Matthias Keller wrote:
John D. Hardin wrote:
On Mon, 11 Dec 2006, Matthias Keller wrote:

I'm curious.. as someone who ALSO runs a home mail server...

What's wrong with evolving best practices to require that our outgoing email be channeled through our ISP's mail server, instead of having our customer-assigned IP addresses directly connect to other people's mail servers?
And forcing users to use their ISP's mail server efficively defeats SPF

How so?

I'm assuming a home business owner owns and uses their own domain and
has the ability to set up SPF records for that domain. If you are
routing your outbound mail via your ISP's MTAs, just grab your ISP's
SPF record and use it for your domain.
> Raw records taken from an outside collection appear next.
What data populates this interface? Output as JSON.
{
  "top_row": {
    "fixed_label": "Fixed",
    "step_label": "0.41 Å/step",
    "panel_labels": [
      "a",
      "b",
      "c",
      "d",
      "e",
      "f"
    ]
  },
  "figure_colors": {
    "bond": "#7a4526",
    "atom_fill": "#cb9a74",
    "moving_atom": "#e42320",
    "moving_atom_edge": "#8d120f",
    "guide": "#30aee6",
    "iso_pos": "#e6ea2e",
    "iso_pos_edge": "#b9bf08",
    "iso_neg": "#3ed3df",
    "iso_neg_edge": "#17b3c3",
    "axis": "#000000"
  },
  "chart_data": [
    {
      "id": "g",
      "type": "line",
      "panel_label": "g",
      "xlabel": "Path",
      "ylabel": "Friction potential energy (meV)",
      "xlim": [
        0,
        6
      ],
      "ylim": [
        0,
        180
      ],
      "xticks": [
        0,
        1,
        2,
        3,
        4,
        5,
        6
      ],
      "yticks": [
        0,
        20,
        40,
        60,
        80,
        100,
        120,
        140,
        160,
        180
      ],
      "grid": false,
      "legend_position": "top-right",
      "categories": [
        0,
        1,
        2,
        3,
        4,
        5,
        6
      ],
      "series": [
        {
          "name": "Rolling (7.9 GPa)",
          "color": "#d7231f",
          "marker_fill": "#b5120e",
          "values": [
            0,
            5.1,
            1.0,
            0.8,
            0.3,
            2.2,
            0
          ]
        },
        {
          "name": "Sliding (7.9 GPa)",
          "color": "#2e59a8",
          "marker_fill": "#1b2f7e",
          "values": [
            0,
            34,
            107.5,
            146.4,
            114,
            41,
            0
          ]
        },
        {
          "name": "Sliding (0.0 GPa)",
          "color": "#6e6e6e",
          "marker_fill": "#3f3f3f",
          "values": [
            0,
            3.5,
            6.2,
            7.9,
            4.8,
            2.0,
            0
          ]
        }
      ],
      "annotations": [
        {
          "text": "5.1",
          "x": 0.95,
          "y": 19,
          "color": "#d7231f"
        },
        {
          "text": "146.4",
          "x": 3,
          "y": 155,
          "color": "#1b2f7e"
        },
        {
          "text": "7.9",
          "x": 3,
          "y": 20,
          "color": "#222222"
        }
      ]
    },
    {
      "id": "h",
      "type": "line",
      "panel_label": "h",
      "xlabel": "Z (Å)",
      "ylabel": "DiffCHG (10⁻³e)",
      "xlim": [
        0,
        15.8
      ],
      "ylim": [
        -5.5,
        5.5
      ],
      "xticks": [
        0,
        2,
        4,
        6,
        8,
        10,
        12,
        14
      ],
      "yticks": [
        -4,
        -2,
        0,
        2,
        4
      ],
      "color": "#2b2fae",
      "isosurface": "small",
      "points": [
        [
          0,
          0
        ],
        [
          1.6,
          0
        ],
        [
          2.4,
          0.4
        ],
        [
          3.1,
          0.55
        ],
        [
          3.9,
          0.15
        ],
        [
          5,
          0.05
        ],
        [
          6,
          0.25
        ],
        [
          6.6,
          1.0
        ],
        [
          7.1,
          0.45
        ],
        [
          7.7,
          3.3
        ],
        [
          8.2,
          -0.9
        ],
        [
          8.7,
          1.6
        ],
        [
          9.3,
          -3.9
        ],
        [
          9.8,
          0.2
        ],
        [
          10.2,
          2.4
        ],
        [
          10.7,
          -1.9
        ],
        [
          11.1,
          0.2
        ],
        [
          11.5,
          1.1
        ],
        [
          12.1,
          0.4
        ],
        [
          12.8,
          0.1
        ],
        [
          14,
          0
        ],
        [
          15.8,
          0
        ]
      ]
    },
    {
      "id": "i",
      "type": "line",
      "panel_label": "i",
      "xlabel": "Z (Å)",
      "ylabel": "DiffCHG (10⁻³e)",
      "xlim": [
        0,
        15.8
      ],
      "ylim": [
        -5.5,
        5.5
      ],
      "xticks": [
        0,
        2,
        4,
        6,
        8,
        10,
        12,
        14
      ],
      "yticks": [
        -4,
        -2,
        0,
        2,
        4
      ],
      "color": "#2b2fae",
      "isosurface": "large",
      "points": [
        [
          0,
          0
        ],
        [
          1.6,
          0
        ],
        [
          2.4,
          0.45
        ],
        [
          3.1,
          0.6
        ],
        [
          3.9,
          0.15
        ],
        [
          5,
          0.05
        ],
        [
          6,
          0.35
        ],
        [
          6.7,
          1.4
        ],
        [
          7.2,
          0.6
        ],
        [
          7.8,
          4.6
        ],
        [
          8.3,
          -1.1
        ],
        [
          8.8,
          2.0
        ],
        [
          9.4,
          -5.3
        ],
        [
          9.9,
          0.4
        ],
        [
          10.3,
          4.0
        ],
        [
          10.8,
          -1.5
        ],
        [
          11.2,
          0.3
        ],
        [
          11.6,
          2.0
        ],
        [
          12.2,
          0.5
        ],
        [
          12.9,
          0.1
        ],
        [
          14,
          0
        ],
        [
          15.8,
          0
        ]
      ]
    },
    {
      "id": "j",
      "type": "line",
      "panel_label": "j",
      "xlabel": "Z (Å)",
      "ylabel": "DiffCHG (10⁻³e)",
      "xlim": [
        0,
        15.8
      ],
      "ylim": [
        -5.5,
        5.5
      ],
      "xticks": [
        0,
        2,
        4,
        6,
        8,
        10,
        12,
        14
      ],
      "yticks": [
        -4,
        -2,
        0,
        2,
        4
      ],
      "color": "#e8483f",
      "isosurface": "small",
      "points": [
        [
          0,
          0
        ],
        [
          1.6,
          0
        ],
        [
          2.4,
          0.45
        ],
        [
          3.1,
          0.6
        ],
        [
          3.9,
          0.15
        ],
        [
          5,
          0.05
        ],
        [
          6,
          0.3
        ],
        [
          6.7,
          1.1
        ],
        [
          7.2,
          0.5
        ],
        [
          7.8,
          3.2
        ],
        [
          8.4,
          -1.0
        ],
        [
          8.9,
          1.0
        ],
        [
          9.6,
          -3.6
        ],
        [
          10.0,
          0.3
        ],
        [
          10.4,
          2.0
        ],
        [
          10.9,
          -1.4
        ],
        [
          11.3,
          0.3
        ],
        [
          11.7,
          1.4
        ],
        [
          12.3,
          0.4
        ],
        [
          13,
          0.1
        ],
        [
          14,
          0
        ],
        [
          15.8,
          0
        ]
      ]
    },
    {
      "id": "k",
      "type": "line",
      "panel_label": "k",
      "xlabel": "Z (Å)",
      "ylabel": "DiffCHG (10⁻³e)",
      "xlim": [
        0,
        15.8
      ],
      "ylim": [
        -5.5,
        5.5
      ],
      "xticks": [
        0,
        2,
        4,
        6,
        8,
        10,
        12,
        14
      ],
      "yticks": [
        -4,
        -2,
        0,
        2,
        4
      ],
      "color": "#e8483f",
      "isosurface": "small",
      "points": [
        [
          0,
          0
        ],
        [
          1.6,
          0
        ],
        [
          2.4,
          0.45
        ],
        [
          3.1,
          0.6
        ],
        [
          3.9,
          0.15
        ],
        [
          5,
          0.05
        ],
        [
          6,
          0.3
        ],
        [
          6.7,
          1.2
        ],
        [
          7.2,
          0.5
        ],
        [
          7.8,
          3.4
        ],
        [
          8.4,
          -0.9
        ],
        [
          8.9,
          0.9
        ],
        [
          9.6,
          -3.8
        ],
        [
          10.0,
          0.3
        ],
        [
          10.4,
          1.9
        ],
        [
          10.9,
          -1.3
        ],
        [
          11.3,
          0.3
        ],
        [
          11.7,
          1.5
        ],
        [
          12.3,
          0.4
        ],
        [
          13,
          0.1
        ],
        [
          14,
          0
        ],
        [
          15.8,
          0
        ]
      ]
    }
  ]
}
If your ISP is doing SPF checks
you might need to talk to their MTA via SMTP AUTH to bypass that test.
a) an average user has no knowledge of SPF and cannot setup such a record correctly

How many average users are running SOHO mail servers?

b) most providers (at least around here) dont allow users to freely modify their dns zones

They don't need to modify their provider's DNS, they only need to modify their own mail domain's DNS. For example, I only need control of/access to rudd.cc's zone. I don't need access to sonic.net's zones. (those being my home domain and home ISP)

c) users using laptops might be using many different providers - the one at home, the one in the office, one on the road, an occasional wlan one - you just cant include all these provider's MTAs that you might ever be using

If they're running their own mail server on their own home system, why aren't they using SMTP-AUTH to connect to their home mail server (or SMTP-AUTH to their primary ISP's mail server), and route their mail through there?

SMTP-AUTH handles the mobile workstation just fine.